= Richard Kearney (judge) =

New Zealand judge (1930–2005)

Richard Ronald Kearney (13 May 1930 – 27 March 2005) was a New Zealand District Court Judge in Auckland and a member of the Waitangi Tribunal from 1996 to 2004.

==Early life==
Kearney came from Auckland and attended St Peter's College. He studied law at the Victoria University, Wellington and practised law in Gisborne before he was appointed as a District Court Judge.

==Judicial career==
Kearney was a very experienced District Court Judge, first in Wellington until 1989 when he moved to the Bay of Plenty, where he presided as a judge at the Tauranga District Court. He retired from his position at the Court in 1995, but joined the Waitangi Tribunal shortly afterwards in 1996, serving on it for eight years. He was the presiding officer in respect of important Treaty of Waitangi enquiries: Tauranga Moana (Wai 215); Flora and Fauna (Wai 262); and the Wananga Capital Establishment Claim (Wai 718). He was also the chairman of the Indecent Publications Tribunal and a member of that body.

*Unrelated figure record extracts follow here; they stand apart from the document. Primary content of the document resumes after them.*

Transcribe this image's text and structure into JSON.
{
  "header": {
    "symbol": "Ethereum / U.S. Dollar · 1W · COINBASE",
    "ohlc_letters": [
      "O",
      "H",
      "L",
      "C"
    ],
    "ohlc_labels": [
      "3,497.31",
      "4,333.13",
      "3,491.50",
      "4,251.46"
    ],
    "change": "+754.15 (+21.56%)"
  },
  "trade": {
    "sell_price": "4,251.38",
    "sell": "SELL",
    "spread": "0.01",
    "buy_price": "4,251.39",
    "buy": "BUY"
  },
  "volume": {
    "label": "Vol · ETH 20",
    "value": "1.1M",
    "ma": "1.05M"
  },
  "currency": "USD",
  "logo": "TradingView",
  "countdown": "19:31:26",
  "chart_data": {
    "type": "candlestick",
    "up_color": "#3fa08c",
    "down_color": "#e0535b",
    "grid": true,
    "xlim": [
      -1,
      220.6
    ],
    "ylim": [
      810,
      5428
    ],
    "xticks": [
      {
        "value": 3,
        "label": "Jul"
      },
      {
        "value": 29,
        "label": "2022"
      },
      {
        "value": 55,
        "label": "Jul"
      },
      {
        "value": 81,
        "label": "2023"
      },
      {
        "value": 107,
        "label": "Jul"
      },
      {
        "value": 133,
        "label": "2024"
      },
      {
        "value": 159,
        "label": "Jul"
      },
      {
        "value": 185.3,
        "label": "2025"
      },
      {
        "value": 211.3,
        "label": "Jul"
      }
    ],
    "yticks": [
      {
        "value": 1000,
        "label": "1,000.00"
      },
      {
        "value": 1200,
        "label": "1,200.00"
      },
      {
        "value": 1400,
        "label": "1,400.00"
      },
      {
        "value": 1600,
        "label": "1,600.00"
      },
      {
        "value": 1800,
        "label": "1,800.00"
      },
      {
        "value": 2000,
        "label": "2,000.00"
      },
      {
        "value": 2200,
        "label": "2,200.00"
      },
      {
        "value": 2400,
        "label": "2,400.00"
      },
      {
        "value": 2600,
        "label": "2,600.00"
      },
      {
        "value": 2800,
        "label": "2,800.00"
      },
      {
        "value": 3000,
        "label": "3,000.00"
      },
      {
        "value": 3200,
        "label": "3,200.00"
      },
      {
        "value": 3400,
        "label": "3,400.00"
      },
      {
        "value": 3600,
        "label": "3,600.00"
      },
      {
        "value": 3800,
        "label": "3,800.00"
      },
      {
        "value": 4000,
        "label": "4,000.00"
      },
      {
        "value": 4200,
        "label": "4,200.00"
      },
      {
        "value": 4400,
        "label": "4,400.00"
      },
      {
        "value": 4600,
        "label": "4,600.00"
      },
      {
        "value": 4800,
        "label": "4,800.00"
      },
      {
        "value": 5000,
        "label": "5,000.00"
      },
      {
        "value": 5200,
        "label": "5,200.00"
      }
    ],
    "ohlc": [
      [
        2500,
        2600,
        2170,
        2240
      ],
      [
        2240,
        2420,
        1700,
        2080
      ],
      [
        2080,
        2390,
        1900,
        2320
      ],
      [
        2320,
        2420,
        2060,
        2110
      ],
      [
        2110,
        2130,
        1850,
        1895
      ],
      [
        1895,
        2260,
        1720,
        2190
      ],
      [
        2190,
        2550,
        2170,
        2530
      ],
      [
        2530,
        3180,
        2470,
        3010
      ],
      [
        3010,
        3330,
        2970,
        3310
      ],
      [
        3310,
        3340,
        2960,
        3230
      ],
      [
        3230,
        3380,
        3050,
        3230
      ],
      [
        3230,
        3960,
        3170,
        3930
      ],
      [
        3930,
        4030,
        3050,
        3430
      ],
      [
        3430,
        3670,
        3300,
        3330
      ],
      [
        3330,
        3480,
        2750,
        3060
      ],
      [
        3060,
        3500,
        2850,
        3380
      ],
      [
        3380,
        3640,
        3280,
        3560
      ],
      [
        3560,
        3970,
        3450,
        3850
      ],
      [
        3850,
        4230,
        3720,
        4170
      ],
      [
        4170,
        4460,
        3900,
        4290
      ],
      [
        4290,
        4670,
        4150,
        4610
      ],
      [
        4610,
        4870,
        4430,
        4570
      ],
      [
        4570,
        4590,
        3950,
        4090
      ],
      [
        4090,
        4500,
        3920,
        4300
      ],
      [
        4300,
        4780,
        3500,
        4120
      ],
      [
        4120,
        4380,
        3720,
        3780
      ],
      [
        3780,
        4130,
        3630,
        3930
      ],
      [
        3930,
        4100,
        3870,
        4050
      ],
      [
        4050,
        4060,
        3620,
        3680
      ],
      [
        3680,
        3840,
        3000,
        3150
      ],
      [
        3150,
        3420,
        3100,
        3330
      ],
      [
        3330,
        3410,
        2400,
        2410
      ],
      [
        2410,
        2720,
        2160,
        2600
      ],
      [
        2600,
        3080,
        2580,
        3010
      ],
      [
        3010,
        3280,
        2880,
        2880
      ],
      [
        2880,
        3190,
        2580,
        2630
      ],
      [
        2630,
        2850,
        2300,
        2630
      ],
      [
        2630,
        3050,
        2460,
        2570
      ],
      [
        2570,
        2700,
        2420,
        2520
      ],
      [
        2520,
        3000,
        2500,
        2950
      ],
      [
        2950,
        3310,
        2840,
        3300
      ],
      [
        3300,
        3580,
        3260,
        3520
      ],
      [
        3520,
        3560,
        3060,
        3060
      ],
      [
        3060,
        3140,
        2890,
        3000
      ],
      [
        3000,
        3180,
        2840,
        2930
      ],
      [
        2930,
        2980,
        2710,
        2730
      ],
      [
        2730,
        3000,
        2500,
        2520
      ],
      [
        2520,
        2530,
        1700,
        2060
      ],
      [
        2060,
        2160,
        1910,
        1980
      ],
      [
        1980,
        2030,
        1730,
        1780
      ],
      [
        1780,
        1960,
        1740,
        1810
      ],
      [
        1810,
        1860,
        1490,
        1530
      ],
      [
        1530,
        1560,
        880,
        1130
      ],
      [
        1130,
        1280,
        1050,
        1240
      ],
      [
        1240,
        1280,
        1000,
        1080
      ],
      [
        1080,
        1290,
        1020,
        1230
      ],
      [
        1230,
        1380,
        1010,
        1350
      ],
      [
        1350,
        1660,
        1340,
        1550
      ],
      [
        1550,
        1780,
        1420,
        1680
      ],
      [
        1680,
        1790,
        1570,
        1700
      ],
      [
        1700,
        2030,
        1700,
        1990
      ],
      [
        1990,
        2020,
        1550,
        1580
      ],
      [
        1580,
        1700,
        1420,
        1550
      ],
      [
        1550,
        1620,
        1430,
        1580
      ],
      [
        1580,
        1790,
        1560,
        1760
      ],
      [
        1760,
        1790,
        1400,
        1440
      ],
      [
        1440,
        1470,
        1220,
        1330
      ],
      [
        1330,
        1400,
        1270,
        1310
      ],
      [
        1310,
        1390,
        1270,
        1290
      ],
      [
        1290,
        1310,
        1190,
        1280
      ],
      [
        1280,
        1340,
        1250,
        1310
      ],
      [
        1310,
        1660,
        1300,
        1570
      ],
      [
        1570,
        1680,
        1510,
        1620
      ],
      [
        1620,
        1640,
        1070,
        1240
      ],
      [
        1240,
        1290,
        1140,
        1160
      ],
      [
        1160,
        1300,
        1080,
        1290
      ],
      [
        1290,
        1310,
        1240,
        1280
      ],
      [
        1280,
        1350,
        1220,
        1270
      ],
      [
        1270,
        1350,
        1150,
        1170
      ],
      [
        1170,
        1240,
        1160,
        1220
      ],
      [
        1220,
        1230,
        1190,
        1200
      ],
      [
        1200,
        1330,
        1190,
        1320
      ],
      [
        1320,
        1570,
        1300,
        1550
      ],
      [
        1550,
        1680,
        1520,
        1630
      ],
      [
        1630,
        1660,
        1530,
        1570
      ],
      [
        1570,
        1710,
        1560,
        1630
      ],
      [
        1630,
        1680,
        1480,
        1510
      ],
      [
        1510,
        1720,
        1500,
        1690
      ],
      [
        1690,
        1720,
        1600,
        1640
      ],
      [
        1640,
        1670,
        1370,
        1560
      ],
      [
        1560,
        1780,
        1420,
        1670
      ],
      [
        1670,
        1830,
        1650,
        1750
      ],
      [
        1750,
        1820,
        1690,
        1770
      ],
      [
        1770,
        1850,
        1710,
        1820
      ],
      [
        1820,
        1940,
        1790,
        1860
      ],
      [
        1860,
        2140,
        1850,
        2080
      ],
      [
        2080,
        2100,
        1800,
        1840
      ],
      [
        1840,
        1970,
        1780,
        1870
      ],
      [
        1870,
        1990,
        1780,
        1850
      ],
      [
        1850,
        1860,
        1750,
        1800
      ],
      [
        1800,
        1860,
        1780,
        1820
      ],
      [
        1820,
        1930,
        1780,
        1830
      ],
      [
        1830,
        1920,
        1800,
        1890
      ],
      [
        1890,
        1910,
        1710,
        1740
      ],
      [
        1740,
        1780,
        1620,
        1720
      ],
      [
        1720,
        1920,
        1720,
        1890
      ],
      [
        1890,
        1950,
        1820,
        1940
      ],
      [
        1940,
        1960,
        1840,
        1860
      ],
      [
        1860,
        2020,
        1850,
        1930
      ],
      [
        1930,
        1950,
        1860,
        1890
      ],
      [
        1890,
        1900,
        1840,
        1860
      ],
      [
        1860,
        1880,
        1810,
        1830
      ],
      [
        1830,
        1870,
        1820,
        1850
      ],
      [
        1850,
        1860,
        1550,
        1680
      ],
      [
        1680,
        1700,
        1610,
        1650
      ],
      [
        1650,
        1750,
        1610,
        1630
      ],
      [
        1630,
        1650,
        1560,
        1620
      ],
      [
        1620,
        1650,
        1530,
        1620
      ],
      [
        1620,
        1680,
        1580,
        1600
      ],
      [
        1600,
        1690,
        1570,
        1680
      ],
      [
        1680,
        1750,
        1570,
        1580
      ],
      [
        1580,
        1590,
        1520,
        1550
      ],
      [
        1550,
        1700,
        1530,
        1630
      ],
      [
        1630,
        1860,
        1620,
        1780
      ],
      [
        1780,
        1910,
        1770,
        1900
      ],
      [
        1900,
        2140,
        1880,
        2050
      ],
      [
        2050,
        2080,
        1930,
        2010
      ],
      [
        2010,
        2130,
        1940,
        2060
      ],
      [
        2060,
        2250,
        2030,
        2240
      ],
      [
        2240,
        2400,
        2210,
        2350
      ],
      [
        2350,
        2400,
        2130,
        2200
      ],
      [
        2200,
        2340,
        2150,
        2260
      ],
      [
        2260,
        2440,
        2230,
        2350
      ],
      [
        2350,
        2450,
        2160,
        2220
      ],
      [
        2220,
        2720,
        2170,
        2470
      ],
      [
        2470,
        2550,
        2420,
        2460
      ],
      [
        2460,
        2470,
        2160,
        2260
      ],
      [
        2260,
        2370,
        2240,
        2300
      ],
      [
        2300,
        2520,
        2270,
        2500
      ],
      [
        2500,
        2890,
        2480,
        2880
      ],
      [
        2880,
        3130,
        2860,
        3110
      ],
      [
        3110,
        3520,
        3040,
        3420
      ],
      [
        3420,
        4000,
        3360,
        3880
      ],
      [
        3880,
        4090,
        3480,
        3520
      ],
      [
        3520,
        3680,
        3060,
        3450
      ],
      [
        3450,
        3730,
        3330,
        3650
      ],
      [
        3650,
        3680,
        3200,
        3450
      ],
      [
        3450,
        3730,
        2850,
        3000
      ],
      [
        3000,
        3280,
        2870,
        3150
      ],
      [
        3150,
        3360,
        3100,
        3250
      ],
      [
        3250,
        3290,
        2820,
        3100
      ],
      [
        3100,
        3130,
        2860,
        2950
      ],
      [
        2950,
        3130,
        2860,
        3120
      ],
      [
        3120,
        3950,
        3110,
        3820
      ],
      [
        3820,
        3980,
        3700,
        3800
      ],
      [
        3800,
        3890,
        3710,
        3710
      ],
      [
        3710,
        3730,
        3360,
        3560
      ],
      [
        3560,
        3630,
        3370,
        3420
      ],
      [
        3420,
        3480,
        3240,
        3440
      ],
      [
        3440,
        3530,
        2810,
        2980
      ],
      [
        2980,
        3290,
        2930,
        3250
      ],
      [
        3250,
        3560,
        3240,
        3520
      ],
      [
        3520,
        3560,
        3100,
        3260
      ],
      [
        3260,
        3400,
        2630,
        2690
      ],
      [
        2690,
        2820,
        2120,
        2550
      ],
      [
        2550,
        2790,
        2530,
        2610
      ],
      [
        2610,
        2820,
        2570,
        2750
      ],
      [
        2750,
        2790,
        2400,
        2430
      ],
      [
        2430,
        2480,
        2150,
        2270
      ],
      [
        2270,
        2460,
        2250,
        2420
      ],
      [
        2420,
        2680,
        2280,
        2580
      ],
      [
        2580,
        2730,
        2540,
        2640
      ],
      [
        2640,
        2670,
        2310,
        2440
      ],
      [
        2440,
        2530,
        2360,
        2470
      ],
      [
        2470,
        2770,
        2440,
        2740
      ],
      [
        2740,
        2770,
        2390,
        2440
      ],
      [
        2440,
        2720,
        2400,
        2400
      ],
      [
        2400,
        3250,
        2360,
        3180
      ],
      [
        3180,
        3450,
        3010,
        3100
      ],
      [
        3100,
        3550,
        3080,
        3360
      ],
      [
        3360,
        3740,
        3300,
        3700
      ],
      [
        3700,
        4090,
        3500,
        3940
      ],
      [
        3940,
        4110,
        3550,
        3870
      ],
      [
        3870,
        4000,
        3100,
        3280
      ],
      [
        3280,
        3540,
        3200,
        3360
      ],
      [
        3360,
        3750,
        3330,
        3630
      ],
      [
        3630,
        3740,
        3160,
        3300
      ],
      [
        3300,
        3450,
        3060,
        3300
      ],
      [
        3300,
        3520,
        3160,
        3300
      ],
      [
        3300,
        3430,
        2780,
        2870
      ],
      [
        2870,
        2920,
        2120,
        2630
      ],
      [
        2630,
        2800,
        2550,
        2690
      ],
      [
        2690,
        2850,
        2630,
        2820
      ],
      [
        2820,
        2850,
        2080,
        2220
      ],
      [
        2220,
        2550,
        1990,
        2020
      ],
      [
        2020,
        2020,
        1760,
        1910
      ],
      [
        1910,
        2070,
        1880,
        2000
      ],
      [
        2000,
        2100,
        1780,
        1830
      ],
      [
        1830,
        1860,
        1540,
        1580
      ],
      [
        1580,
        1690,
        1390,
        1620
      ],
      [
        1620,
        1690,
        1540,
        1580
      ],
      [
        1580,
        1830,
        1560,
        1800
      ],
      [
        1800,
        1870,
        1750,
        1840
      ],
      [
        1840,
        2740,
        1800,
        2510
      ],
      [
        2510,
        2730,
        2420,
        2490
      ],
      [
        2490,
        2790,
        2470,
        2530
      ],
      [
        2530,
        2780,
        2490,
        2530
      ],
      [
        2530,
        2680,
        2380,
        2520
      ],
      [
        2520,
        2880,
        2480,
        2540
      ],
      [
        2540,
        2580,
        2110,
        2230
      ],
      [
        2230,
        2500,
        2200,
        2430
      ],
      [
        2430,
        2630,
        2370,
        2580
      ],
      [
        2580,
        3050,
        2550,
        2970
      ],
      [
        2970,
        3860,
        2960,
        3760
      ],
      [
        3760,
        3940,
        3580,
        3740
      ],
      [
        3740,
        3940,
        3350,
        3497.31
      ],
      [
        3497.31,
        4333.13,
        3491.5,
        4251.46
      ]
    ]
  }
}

== Chairing of Tauranga land claims ==
Kearney's heaviest assignment in his later years was as a presiding judge for the Waitangi Tribunal hearings on Maori land claims in Tauranga (Wai 215). Beginning in 1998 he presided over more 200 hearings including the hearing of the evidence of more than 50 individual claimants (all of which were found to have justifiable grievances). Resulting from these hearings a report was written which was presented to the Welcome Bay's Hairini marae in September 2004 with Judge Kearney being a guest at the event.